When the test is successful, the backend responds with a successful HTTP response code and some data.

HTTP/1.1 200 OK
content-length: 751
content-type: application/json
date: Wed, 28 Feb 2024 22:45:09 GMT
[...]

[{"id":1,"title":"You, Me and an App Id","artist":"Daprize","price":10.99,"image_url":"https://aka.ms/albums-daprlogo"},{"id":2,"title":"Seven Revision Army","artist":"The Blue-Green Stripes","price":13.99,"image_url":"https://aka.ms/albums-containerappslogo"},{"id":3,"title":"Scale It Up","artist":"KEDA Club","price":13.99,"image_url":"https://aka.ms/albums-kedalogo"},{"id":4,"title":"Lost in Translation","artist":"MegaDNS","price":12.99,"image_url":"https://aka.ms/albums-envoylogo"},{"id":5,"title":"Lock Down Your Love","artist":"V is for VNET","price":12.99,"image_url":"https://aka.ms/albums-vnetlogo"},{"id":6,"title":"Sweet Container O' Mine","artist":"Guns N Probeses","price":14.99,"image_url":"https://aka.ms/albums-containerappslogo"}]

Tip

If you enable logging for your API to Application insights, you can query the logs to see the requests and responses.

Limitations

Self-hosted gateway instances rely on the UDP protocol for heartbeat and rate-limit communications.

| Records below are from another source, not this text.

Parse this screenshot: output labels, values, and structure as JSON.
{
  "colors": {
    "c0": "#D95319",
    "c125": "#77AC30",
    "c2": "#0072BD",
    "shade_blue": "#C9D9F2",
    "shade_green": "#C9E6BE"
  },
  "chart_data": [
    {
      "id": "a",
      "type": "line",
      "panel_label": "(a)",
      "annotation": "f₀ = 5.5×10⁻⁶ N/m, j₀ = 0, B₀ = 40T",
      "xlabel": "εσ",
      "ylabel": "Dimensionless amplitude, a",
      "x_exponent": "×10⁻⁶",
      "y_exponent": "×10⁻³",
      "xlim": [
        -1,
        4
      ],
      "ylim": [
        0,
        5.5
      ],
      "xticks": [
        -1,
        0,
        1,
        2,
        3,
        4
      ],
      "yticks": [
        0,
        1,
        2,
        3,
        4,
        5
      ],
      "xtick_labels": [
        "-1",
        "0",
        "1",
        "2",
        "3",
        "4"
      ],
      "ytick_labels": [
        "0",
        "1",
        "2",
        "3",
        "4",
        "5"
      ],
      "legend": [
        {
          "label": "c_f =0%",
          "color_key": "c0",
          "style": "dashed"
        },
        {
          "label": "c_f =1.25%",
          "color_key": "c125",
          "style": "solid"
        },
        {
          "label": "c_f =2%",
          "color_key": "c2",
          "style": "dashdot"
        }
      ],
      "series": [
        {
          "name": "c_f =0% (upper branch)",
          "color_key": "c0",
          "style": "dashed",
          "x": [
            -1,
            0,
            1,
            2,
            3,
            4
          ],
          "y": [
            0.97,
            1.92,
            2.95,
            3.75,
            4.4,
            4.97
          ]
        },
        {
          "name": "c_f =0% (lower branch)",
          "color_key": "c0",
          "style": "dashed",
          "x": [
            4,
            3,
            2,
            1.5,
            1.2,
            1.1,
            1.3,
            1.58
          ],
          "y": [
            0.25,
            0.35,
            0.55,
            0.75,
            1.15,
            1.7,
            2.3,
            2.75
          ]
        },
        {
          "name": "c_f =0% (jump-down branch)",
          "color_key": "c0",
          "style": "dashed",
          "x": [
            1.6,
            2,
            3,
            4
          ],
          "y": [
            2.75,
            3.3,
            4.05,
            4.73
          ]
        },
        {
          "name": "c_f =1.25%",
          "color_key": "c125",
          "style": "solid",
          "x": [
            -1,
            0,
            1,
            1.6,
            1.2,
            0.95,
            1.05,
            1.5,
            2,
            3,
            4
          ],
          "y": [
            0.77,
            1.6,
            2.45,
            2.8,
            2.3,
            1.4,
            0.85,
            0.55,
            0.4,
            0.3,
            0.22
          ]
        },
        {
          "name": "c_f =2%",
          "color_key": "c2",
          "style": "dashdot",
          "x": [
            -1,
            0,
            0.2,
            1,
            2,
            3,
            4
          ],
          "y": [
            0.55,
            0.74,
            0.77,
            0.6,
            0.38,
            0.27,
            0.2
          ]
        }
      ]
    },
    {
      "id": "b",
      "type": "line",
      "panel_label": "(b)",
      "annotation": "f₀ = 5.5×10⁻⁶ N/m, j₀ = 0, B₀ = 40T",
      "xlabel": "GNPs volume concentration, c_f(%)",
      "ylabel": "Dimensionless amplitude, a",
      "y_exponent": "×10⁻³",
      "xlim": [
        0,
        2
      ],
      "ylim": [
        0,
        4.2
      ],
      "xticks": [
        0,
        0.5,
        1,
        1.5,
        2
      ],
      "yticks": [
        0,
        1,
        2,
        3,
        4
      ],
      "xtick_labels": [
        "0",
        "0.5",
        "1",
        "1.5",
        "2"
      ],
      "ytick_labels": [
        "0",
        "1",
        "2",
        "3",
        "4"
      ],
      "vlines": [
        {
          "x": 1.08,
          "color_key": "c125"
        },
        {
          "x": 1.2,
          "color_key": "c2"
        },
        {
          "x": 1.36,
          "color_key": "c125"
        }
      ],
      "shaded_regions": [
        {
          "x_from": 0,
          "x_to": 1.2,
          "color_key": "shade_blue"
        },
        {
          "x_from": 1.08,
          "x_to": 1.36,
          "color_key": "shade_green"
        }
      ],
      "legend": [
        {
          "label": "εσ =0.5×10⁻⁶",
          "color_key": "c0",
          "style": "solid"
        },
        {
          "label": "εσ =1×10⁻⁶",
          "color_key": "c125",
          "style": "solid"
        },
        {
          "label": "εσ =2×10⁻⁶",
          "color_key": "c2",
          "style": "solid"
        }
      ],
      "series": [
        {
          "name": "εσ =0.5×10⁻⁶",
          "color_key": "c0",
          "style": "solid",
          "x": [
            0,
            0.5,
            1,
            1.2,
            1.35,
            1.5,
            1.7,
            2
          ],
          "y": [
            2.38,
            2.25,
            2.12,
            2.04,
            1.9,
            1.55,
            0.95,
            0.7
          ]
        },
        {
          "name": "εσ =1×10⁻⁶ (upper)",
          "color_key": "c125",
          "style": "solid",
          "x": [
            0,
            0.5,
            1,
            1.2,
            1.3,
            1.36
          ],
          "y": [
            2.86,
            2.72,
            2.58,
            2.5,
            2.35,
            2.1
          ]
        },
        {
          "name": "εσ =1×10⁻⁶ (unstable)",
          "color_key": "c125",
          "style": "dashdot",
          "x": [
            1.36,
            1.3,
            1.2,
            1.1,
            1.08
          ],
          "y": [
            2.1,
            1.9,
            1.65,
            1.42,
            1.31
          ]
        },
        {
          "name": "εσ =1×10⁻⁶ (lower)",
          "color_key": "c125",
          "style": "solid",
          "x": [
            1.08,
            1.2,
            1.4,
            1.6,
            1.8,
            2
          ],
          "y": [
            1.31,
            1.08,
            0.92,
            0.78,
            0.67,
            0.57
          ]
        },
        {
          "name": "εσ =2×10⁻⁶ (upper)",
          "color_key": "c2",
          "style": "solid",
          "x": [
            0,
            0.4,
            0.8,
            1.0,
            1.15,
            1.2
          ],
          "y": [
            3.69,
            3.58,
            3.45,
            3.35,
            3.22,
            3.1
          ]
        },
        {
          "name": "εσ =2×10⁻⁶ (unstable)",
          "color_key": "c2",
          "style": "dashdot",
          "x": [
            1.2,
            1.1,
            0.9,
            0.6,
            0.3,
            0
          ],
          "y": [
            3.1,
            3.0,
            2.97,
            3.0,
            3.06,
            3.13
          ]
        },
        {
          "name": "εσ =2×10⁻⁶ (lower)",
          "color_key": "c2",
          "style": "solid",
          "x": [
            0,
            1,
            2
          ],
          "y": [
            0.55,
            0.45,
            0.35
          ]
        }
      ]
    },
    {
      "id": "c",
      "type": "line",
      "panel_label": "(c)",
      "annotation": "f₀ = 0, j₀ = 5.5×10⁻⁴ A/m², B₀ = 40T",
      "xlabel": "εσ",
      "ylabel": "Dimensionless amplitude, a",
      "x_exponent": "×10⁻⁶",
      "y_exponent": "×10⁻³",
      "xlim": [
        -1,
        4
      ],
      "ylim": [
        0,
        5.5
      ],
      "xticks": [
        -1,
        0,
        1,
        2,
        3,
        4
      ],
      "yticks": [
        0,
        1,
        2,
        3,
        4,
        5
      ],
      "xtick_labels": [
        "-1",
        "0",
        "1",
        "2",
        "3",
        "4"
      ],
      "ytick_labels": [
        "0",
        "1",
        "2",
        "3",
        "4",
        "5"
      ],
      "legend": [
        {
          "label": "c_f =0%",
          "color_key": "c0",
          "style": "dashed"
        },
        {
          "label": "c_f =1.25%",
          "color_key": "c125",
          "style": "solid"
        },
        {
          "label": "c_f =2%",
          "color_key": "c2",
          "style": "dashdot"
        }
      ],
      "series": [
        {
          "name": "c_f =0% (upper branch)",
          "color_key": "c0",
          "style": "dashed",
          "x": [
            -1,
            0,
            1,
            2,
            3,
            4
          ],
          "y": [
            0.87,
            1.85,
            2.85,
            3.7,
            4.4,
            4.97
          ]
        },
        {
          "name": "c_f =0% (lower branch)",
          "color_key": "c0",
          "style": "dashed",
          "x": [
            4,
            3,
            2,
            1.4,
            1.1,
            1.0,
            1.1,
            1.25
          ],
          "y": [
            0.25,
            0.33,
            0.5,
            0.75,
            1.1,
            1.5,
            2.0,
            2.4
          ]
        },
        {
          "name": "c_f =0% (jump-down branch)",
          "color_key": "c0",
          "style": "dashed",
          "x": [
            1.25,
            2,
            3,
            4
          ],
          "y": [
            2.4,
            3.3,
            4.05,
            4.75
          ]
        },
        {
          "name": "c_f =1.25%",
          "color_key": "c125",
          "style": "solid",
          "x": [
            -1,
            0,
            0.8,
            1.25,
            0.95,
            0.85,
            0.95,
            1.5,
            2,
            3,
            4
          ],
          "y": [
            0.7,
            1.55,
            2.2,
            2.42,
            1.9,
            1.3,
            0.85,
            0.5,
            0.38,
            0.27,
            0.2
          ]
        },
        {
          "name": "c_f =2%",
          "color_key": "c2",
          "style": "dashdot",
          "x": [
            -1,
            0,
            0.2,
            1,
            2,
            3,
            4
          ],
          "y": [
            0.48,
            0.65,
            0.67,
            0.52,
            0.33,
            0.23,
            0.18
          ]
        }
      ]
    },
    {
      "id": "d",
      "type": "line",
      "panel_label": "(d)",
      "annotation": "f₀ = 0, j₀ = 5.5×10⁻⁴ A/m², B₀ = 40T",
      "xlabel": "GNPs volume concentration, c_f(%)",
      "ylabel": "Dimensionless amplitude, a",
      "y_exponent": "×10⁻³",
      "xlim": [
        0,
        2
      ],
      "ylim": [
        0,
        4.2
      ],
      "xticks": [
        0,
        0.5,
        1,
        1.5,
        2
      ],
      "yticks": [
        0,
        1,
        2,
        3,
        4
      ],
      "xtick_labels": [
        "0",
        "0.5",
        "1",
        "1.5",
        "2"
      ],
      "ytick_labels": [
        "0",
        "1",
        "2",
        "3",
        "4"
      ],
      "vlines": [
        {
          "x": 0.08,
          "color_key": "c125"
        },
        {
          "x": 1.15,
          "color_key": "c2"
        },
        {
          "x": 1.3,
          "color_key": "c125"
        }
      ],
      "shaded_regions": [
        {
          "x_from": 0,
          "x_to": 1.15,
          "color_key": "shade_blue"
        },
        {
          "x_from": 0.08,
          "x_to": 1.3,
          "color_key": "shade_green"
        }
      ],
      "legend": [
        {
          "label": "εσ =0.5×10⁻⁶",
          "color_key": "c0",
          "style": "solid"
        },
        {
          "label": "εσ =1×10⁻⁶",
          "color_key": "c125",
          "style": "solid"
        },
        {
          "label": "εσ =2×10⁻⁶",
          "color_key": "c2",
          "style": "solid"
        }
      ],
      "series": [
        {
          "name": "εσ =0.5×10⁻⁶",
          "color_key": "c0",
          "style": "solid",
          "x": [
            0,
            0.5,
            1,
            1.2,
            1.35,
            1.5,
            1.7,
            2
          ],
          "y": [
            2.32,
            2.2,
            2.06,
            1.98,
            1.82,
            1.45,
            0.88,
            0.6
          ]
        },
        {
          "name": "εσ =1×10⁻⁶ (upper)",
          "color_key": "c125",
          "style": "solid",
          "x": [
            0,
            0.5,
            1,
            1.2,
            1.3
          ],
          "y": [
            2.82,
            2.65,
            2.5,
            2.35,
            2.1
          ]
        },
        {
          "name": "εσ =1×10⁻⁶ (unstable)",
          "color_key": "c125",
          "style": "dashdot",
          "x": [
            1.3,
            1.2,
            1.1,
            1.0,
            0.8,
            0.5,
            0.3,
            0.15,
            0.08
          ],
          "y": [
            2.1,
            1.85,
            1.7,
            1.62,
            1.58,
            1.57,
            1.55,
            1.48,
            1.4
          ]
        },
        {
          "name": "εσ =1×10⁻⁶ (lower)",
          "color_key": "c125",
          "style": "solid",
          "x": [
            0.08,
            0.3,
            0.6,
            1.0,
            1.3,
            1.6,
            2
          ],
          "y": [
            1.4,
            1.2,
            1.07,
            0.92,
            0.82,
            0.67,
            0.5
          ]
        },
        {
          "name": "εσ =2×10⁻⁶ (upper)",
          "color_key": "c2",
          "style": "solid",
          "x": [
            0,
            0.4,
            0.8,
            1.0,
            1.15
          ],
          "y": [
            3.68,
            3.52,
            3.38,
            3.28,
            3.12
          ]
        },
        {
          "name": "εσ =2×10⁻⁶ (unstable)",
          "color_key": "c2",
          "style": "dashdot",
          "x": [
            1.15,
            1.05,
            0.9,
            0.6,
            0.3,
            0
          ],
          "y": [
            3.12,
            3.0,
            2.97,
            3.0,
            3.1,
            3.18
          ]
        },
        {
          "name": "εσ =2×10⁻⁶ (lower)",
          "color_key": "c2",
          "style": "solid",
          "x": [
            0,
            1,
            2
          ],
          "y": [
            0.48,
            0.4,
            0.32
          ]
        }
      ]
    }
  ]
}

Because Azure Container Apps currently doesn't support the UDP protocol, neither for ingress nor for internal traffic, the rate-limit policy can't synchronize its counter across instances. Consequently, maintaining three replicas of a self-hosted gateway container app with limit X might result in three times the traffic until limit X is reached.

Azure Container Apps distributes requests linearly across each available and healthy replica. To implement rate limiting, you can divide the desired limit by the number of replicas you want to run and set the resulting value in configuration. This approach has its own downsides as you might not be able to account for adjusted counters if and when your container apps scale.